The dual active sites reconstruction on gelatin in-situ derived 3D porous N-doped carbon for efficient and stable overall water splitting.

The exploration of bifunctional electrocatalysts with high activity, stability, and economy is of great significance in promoting the development of water splitting. Herein, a dual active sites heterostructure NiCoS/NC was designed to be derived in situ on 3D N-doped porous carbon (NC) using gelatin as a nitrogen and carbon source. The characterization of experiments suggests that nanoflower-like NiCoS (abbreviated as NiCoS) was randomly distributed on the NC substrate, and the sheet-like NC formed a highly open porous network structure resembling a honeycomb, which provided more accessible active sites for electrolyte ions.

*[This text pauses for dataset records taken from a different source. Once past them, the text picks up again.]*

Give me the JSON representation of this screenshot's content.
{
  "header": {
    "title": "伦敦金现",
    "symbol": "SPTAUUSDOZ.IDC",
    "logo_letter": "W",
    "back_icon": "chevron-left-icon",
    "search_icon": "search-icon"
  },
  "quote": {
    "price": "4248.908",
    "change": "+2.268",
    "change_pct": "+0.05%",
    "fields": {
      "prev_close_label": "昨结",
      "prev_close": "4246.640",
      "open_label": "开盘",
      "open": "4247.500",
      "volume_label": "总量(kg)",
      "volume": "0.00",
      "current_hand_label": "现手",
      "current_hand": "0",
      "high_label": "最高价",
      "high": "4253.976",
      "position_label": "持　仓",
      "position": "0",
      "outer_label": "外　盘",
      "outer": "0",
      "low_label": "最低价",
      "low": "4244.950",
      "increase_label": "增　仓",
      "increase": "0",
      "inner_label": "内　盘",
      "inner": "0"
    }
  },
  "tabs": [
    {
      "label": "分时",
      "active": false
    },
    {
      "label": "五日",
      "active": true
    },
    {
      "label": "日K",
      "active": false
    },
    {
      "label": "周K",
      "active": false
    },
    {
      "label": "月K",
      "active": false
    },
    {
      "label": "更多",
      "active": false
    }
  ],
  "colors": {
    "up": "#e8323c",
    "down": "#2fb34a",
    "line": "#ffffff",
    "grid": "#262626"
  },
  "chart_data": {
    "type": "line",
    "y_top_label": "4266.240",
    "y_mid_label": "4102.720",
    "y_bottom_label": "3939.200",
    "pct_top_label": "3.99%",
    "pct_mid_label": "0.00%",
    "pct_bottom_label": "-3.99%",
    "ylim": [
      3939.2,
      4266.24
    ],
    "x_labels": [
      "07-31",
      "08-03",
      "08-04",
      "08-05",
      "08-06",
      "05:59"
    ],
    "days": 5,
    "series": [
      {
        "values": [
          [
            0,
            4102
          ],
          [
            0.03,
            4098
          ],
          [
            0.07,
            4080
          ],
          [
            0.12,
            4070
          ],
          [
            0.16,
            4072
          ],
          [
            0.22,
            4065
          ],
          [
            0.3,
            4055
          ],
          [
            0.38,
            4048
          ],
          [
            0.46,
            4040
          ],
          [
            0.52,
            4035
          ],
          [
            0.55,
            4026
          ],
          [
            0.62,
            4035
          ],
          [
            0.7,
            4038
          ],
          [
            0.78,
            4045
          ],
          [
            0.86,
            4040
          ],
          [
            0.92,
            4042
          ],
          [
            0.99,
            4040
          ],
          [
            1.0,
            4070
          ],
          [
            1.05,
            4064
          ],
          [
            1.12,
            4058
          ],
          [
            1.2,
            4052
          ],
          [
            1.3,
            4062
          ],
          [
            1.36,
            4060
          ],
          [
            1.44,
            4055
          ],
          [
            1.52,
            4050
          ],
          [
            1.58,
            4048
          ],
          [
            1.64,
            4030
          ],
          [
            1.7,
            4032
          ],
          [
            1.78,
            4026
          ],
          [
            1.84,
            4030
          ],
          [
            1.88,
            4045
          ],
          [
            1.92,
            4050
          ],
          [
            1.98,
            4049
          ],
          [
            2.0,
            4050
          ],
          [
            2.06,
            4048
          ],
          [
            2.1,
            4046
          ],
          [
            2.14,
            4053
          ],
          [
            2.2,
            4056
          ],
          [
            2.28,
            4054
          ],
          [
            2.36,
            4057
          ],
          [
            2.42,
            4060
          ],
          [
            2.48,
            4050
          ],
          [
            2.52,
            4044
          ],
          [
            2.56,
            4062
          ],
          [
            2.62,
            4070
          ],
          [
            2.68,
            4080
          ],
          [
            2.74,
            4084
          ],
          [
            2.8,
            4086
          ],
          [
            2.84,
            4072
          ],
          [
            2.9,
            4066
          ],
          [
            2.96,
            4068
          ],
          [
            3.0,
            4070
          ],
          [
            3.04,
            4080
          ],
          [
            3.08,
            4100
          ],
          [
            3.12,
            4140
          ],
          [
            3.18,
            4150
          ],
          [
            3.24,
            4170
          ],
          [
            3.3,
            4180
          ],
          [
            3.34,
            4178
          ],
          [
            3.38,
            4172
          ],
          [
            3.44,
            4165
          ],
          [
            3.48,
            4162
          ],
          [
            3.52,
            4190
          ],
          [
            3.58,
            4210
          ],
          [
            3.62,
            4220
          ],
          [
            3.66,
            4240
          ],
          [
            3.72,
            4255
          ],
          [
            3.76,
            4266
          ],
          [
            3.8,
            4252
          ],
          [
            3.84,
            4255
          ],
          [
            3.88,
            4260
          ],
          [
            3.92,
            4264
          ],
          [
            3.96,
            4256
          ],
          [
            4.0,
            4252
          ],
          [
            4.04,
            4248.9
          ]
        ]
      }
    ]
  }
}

In addition, the special nanostructures of the catalyst materials help to promote the surface reconstruction to the real active substance NiOOH/CoOOH, and the double active sites synergistically reduce the overpotential of OER and improve its kinetics. DFT (Density-functional theory) calculations reveal the electronic coupling of NiCoS/NC in atomic orbitals, modulation of electrons by the heterointerface and N-doping, and synergistic effect of dual active sites improving the inherent catalytic activity. The NiCoS/NC composite electrocatalyst exhibited a 177 mV small OER overpotential and a 132 mV small HER overpotential with Faraday efficiencies as high as 96 % and 98 % at 10 mA cm current density. In the two-electrode system, it also requires only an ultra-low voltage of 1.52 V to achieve a 10 mA cm current density, and it shows excellent long-term water splitting stability. This provides a new idea for the development of transition metal-based bifunctional electrocatalysts.